Em 1940 uma produção britânica da United Artists estreava, um filme underground baseado em lendas orientais pegava emprestado elementos visuais e místicos árabes, tendo um conto chinês como base, além de refilmar um filme homônimo de 1924. O Ladrão de Bagdá tem uma aura mística dentro e fora das telas, a obra de Ludwig Berger, Michael Powell  e Tim Whelan é conhecida não só por conta de sua historia inusual, que serviu de base para boa parte do roteiro da animação Aladdin, mas também por ser o primeiro filme de cinema a usar chroma key e fundo verde, proporcionando portanto escalas que em tela ficam bastante engraçadas.

Narrada como um.dos contos de 1001 Noites de Sherazade, o rei Ahmad aponta para seu cachorro, e diz que ele foi o jovem ladrão Abu, personagem que obviamente daria ideia do nome do macaco do heroi da Disney, mas qiw também era o pobre, destemido, com um senso de justiça enorme que vivuva na grande cidade árabe. Dentro dessa mitologia, há também o vizir real Jaffar ( Conrad Veidt dos expoentes máximos do cinema mudo, estrela de O Homem Que Ri e Laboratorio do Dr Caligari) um sujeito que usa o medo como forma de invocar poder, ganancioso, e ludibriador do poderoso mandatário do país. O caminho dos dois se cruza, na prisão, tal qual foi claramente copiado no filme de John Musker e Ron Clements.

Abu (vivido por Sabu), como um bom plebeu, reclama dos poderosos, mas não demora a se submeter a Ahmad (John Justin) quando descobre seu sangue azul, obviamente é esperto o suficiente para fingir fidelidade quando precisa. Um outro rei se aproxima, em determinado ponto da trama. Ele é obeso, usa barba grisalha e é aficionado por brinquedos, tal qual o sultão do longa animado da Disney. Ele é facilmente ludibriado por Jaffar, que deseja unir os dois reinos ao casar com a bela filha dele.

Apesar de ser essa uma historia fantasiosa, os elementos de real magia demoram a aparecer, tanto por parte do vilão, que ludibria o sultao, quanto de Abu, que encontra um gênio na garrafa. A aparição do personagem de Rex Ingram é grandiosa, ele tem a altura de una montanha, e dado que a tecnologia do chroma era embrionária, seu efeito especial é até surpreendente. O ser praticamente onipotente causa medo em seu amo. Ha aliás de se destacar o pouco maniqueísmo e a imprevisibilidade da historia, o Gênio não é mal só por conta de suas unhas longas das mãos e feias e mal cortadas dos pés , ele tenta enganar Abu o tempo todo, talvez surgindo daí a ideia do Mestre dos Desejos, franquia de terror b que já teve 4 filmes. No entanto, o ladrão é mais ardiloso e esperto, usando a experiência que teve na rua para manipular o djinn, e fazer ele o levar a um lugar cheio de tesouros se gastar um dos três desejos. Não há receio em mostrar malandragem em quaisquer personagens, bons ou maus, exceto é claro o virginal rei, mas há de se lembrar que o nome do filme remete ao fora da lei e não a majestade.
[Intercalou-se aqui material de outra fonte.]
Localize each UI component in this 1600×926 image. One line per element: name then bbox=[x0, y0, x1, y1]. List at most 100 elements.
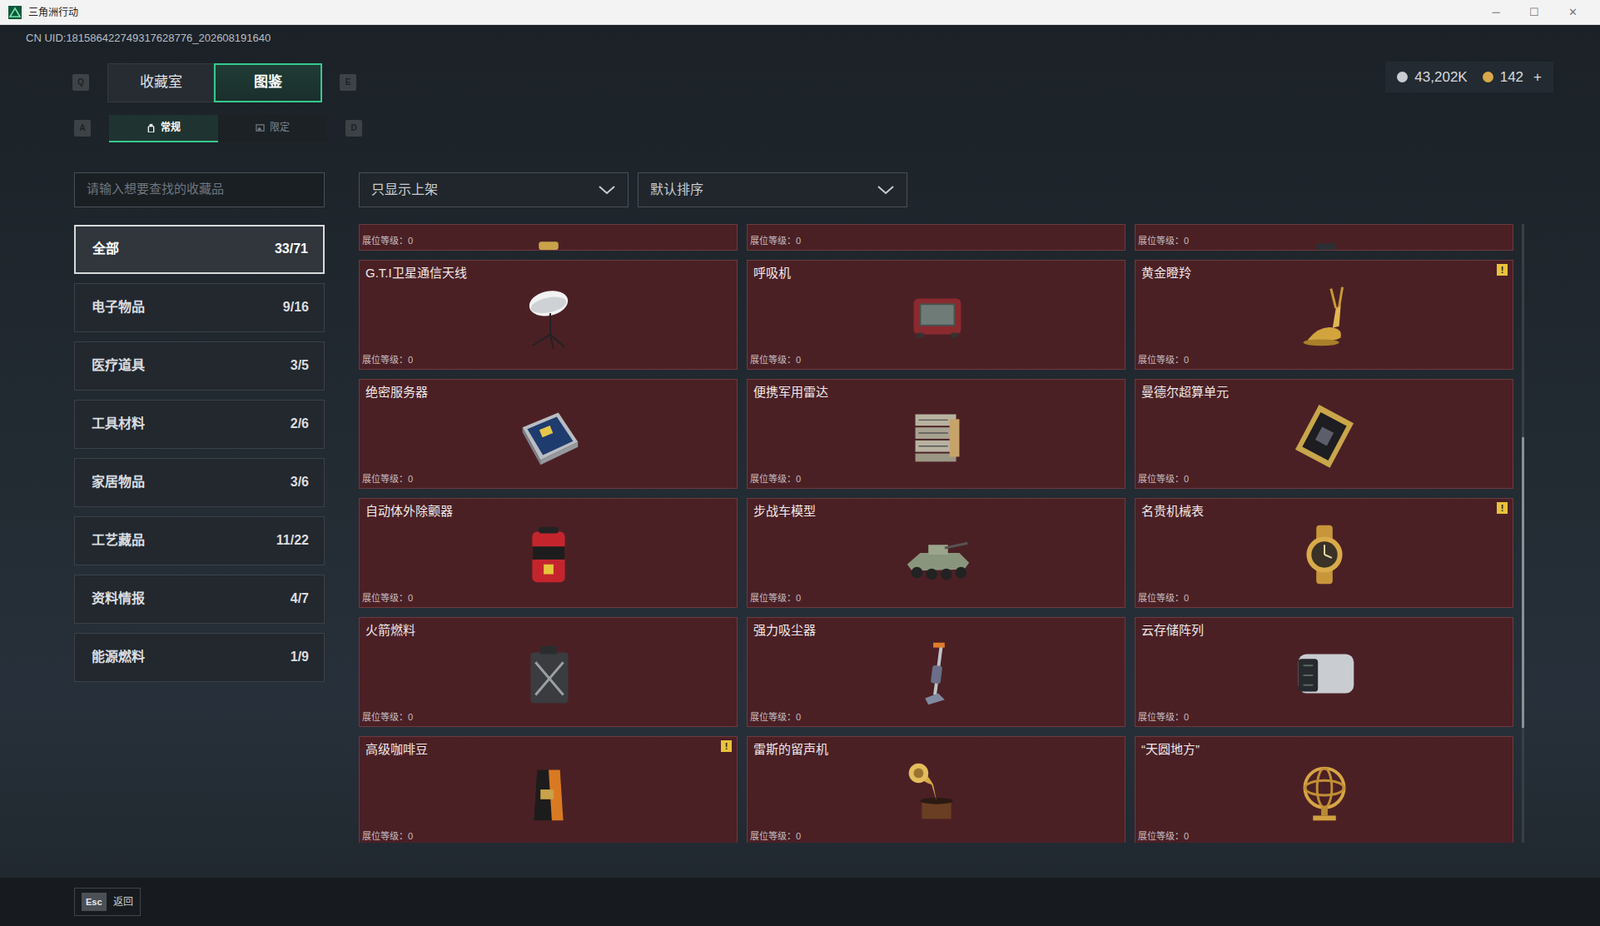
alert-badge: ! bbox=[1496, 501, 1508, 514]
collection-card[interactable]: 高级咖啡豆展位等级：0! bbox=[358, 735, 738, 843]
back-label: 返回 bbox=[113, 894, 134, 910]
item-icon bbox=[502, 223, 595, 251]
collection-card[interactable]: 展位等级：0 bbox=[1134, 223, 1514, 251]
subtab-label: 常规 bbox=[160, 119, 181, 135]
key-hint: Esc bbox=[81, 892, 107, 912]
display-level: 展位等级：0 bbox=[750, 352, 801, 368]
collection-card[interactable]: 雷斯的留声机展位等级：0 bbox=[746, 735, 1126, 843]
back-button[interactable]: Esc 返回 bbox=[74, 887, 141, 917]
item-name: 名贵机械表 bbox=[1141, 501, 1493, 522]
window-control[interactable]: ✕ bbox=[1553, 4, 1592, 21]
category-name: 工具材料 bbox=[91, 413, 145, 434]
collection-card[interactable]: 云存储阵列展位等级：0 bbox=[1134, 616, 1514, 727]
watch-icon bbox=[1278, 513, 1371, 596]
collection-card[interactable]: “天圆地方”展位等级：0 bbox=[1134, 735, 1514, 843]
category-name: 能源燃料 bbox=[91, 646, 145, 667]
category-item[interactable]: 电子物品 9/16 bbox=[74, 283, 325, 333]
subtab[interactable]: 限定 bbox=[218, 114, 328, 143]
category-item[interactable]: 资料情报4/7 bbox=[74, 574, 325, 624]
filter-bar: 只显示上架默认排序 bbox=[358, 172, 1529, 208]
subtab[interactable]: 常规 bbox=[109, 114, 219, 143]
category-item[interactable]: 医疗道具3/5 bbox=[74, 341, 325, 391]
display-level: 展位等级：0 bbox=[1137, 829, 1189, 843]
collection-card[interactable]: 自动体外除颤器展位等级：0 bbox=[358, 497, 738, 608]
collection-card[interactable]: 曼德尔超算单元展位等级：0 bbox=[1134, 378, 1514, 489]
coin-icon bbox=[1396, 71, 1408, 83]
collection-card[interactable]: 步战车模型展位等级：0 bbox=[746, 497, 1126, 608]
sidebar: 全部33/71 电子物品 9/16 医疗道具3/5 工具材料2/6 家居物品3/6 工艺藏品… bbox=[74, 172, 325, 843]
item-name: 自动体外除颤器 bbox=[365, 501, 717, 522]
tab[interactable]: 图鉴 bbox=[213, 63, 323, 103]
item-name: 呼吸机 bbox=[753, 263, 1105, 284]
category-name: 医疗道具 bbox=[91, 355, 145, 376]
currency-bar: 43,202K142+ bbox=[1385, 61, 1554, 94]
display-level: 展位等级：0 bbox=[362, 710, 413, 725]
main-content: 全部33/71 电子物品 9/16 医疗道具3/5 工具材料2/6 家居物品3/6 工艺藏品… bbox=[0, 172, 1600, 843]
category-count: 9/16 bbox=[283, 297, 309, 318]
category-count: 33/71 bbox=[274, 238, 309, 259]
title-bar: 三角洲行动─☐✕ bbox=[0, 0, 1600, 25]
add-currency-button[interactable]: + bbox=[1533, 66, 1542, 89]
coffee-bag-icon bbox=[502, 751, 595, 834]
category-item[interactable]: 全部33/71 bbox=[74, 224, 325, 274]
title-area: 三角洲行动 bbox=[8, 4, 1477, 20]
category-item[interactable]: 家居物品3/6 bbox=[74, 457, 325, 507]
window-control[interactable]: ☐ bbox=[1515, 4, 1554, 21]
collection-card[interactable]: 展位等级：0 bbox=[746, 223, 1126, 251]
category-name: 电子物品 bbox=[91, 297, 145, 318]
jerrycan-icon bbox=[502, 632, 595, 715]
collection-panel: 只显示上架默认排序展位等级：0 展位等级：0 展位等级：0 G.T.I卫星通信天线展位… bbox=[358, 172, 1529, 843]
item-icon bbox=[1278, 223, 1371, 251]
chevron-down-icon bbox=[597, 183, 617, 196]
collection-card[interactable]: 呼吸机展位等级：0 bbox=[746, 259, 1126, 370]
key-hint: A bbox=[74, 119, 91, 137]
bottle-icon bbox=[146, 123, 156, 133]
scrollbar-thumb[interactable] bbox=[1521, 437, 1525, 728]
display-level: 展位等级：0 bbox=[362, 472, 413, 487]
currency-value: 142 bbox=[1500, 66, 1524, 89]
chevron-down-icon bbox=[876, 183, 895, 196]
tab[interactable]: 收藏室 bbox=[107, 63, 214, 103]
supercomputer-icon bbox=[1278, 394, 1371, 477]
collection-grid: 展位等级：0展位等级：0展位等级：0G.T.I卫星通信天线展位等级：0呼吸机展位… bbox=[358, 223, 1514, 843]
armillary-icon bbox=[1278, 751, 1371, 834]
item-name: 绝密服务器 bbox=[365, 382, 717, 403]
collection-card[interactable]: 火箭燃料展位等级：0 bbox=[358, 616, 738, 727]
key-hint: Q bbox=[72, 74, 90, 91]
collection-card[interactable]: 展位等级：0 bbox=[358, 223, 738, 251]
category-count: 4/7 bbox=[290, 588, 309, 609]
display-level: 展位等级：0 bbox=[750, 710, 801, 725]
category-count: 11/22 bbox=[276, 530, 309, 551]
coin-icon bbox=[1482, 71, 1494, 83]
filter-dropdown[interactable]: 默认排序 bbox=[637, 172, 908, 208]
collection-card[interactable]: 便携军用雷达展位等级：0 bbox=[746, 378, 1126, 489]
defibrillator-icon bbox=[502, 513, 595, 596]
display-level: 展位等级：0 bbox=[1137, 233, 1189, 249]
category-name: 家居物品 bbox=[91, 472, 145, 492]
antenna-icon bbox=[502, 275, 595, 358]
category-list: 全部33/71 电子物品 9/16 医疗道具3/5 工具材料2/6 家居物品3/6 工艺藏品… bbox=[74, 224, 325, 682]
collection-card[interactable]: 强力吸尘器展位等级：0 bbox=[746, 616, 1126, 727]
grid-viewport: 展位等级：0展位等级：0展位等级：0G.T.I卫星通信天线展位等级：0呼吸机展位… bbox=[358, 223, 1529, 843]
gramophone-icon bbox=[890, 751, 983, 834]
player-uid: CN UID:181586422749317628776_20260819164… bbox=[0, 24, 1600, 47]
display-level: 展位等级：0 bbox=[750, 591, 801, 606]
window-control[interactable]: ─ bbox=[1476, 4, 1516, 21]
category-item[interactable]: 能源燃料 1/9 bbox=[74, 632, 325, 682]
collection-card[interactable]: 绝密服务器展位等级：0 bbox=[358, 378, 738, 489]
category-count: 1/9 bbox=[290, 646, 309, 667]
search-input[interactable] bbox=[74, 172, 325, 208]
filter-dropdown[interactable]: 只显示上架 bbox=[358, 172, 629, 208]
display-level: 展位等级：0 bbox=[1137, 352, 1189, 368]
category-item[interactable]: 工具材料2/6 bbox=[74, 399, 325, 449]
display-level: 展位等级：0 bbox=[1137, 710, 1189, 725]
scrollbar[interactable] bbox=[1521, 223, 1525, 843]
category-item[interactable]: 工艺藏品11/22 bbox=[74, 516, 325, 566]
item-name: 便携军用雷达 bbox=[753, 382, 1105, 403]
collection-card[interactable]: 黄金瞪羚展位等级：0! bbox=[1134, 259, 1514, 370]
tab-bar: 收藏室图鉴 bbox=[107, 63, 323, 103]
subtab-label: 限定 bbox=[269, 119, 290, 135]
tab-group: Q收藏室图鉴E bbox=[72, 63, 357, 103]
collection-card[interactable]: G.T.I卫星通信天线展位等级：0 bbox=[358, 259, 738, 370]
collection-card[interactable]: 名贵机械表展位等级：0! bbox=[1134, 497, 1514, 608]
Ha alguns elementos legais que o clássico da Disney pegou emprestado, como o quase beijo da princesa no vilão, a prisão do heroi, o uso de um tapete magico (ainda que aqui haja parcimônia) e claro, a valorização real de um ladrão desafortunado até então (diamante bruto), mas Ladrão de Bagdá tem ainda mais mensagem que seu primo rico e oscarizado da Disney. Se faltam musicas, sobra adornos, e referências aos mitos da Arábia, mesmo o white washing é moderado, mesmo o famigerado final feliz é discutível, pois alem de ter uma morte violenta ao vilão, ainda tem Abu renegando o papel de calmaria na nobreza de Bagdá.